No tenía ni rastro de resaca, afortunadamente. Y otro golpe de suerte: no había llovido. Falk miró el aire acondicionado y comprobó que Harry había retirado la nota mientras dormía. Todo bien, de momento.

Lo primero que tenía que hacer era comprobar las hojas del registro de interrogatorios en el Campo Delta, así que preparó café mientras repasaba el expediente de Jalid al-Mustafá, el prisionero saudí al que iba a interrogar. La información confirmaba que se había agotado como fuente de información valiosa. El comentario del equipo Biscuit era especialmente revelador:

Origen aristocrático y formación universitaria en Londres. Dicción pulida. Dispuesto a cooperar en los interrogatorios en general. Jalid al-Mustafá es un aficionado entre los comprometidos. Un «caballero yihadista», según comentó un observador. La idea de aventura le atraía más como conquista personal que por celo religioso. Suele adornar los relatos narrativos, una tendencia debida al deseo de pulir la propia imagen de hombre de acción. Los informes de sus contemporáneos evidencian que en los once meses que permaneció en Afganistán acumuló poca o ninguna responsabilidad de mando. Lo más probable es que el carácter ocasional de su participación se tolerase por el valor financiero de su familia en Yidda. Parece deseoso de dar cualquier información necesaria para conseguir la libertad. Se recomienda que toda la información enjuiciable de este sujeto sea sometida a doble verificación.
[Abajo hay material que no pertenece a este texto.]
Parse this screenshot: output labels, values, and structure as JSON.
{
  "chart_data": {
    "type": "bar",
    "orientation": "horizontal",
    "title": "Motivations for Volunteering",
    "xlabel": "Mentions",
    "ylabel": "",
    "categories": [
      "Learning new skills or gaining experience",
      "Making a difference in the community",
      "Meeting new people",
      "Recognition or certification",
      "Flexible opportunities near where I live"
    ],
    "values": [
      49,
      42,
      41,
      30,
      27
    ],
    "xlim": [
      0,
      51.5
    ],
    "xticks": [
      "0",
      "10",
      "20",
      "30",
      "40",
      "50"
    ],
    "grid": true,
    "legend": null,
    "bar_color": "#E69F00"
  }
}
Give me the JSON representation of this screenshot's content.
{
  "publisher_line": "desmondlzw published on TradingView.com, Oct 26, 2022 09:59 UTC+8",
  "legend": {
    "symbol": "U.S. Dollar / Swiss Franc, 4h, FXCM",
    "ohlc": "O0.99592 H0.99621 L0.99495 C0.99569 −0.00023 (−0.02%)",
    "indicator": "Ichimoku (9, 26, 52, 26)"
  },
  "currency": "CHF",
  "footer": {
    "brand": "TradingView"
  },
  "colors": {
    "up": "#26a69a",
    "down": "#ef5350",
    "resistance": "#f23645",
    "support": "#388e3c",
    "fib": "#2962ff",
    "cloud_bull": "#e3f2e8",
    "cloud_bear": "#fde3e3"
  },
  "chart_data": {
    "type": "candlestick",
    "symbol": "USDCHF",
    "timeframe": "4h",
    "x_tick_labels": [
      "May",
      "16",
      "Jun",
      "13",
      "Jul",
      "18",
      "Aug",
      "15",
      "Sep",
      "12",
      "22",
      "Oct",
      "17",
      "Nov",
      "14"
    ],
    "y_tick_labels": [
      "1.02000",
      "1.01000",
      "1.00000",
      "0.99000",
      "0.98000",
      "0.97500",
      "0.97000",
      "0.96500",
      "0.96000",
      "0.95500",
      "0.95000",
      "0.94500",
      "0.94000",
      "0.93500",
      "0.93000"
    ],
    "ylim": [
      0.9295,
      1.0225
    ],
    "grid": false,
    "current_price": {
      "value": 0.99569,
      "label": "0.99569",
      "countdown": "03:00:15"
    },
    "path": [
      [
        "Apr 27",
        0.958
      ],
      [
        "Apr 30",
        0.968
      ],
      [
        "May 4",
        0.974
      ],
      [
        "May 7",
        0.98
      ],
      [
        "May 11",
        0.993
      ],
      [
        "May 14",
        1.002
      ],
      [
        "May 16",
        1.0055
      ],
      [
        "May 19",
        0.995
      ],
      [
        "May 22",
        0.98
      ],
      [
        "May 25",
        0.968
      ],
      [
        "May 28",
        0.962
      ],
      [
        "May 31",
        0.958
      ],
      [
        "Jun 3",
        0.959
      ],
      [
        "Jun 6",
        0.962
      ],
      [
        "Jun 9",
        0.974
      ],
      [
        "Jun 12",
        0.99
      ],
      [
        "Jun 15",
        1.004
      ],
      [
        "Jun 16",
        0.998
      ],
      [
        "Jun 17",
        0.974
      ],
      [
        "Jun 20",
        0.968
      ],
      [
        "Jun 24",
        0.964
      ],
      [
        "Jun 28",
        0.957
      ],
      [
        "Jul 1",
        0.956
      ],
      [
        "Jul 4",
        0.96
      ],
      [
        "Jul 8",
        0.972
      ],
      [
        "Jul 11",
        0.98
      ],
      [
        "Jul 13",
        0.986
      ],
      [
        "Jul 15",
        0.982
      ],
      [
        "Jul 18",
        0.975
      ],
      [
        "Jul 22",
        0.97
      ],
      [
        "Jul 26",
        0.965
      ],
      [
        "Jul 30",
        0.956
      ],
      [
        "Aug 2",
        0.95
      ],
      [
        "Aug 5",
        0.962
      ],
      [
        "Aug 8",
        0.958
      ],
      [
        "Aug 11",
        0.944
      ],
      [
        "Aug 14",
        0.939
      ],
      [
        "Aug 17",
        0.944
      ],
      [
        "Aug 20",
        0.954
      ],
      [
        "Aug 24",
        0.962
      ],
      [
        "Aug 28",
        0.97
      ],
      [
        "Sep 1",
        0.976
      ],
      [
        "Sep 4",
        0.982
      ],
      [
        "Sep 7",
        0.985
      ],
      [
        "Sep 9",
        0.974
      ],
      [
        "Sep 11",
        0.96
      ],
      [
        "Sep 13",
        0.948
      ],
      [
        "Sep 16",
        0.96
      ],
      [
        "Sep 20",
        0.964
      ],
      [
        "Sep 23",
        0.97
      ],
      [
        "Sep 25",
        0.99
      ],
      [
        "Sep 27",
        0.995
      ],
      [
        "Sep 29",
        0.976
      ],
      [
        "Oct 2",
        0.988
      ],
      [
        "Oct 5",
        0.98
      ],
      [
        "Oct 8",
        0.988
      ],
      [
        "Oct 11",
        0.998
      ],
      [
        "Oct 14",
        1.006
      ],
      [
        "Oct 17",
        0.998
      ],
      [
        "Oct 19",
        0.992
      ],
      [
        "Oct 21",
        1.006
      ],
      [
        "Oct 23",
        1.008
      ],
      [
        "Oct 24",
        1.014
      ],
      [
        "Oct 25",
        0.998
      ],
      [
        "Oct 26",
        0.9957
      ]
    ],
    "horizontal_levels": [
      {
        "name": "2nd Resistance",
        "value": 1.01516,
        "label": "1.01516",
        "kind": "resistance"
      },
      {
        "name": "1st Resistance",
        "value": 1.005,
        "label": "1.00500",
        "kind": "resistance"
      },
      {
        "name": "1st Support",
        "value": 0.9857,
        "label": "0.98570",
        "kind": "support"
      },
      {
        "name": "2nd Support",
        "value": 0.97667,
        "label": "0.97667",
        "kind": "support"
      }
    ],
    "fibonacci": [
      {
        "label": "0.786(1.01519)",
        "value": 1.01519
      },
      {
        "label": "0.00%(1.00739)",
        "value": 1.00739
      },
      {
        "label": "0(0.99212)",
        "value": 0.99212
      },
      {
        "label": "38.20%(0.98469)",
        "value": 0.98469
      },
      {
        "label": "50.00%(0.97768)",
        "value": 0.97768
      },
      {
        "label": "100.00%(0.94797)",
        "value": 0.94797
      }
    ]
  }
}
Estupendo. Estaba a punto de perder una hora conversando con un fabulador simplista, un amigo de al-Qaeda al que le gustaba fotografiarse con alfanje, aunque era más diestro con el talonario de cheques. No era mucho a pagar por meter las manos en los informes, supuso.

Se habían tomado medidas de seguridad más estrictas mientras Falk había estado fuera. Tardó más de media hora sólo en entrar. Los trámites que solían durar unos segundos se prolongaron minutos, mientras el primero y luego un segundo centinela verificaban la identificación y las autorizaciones.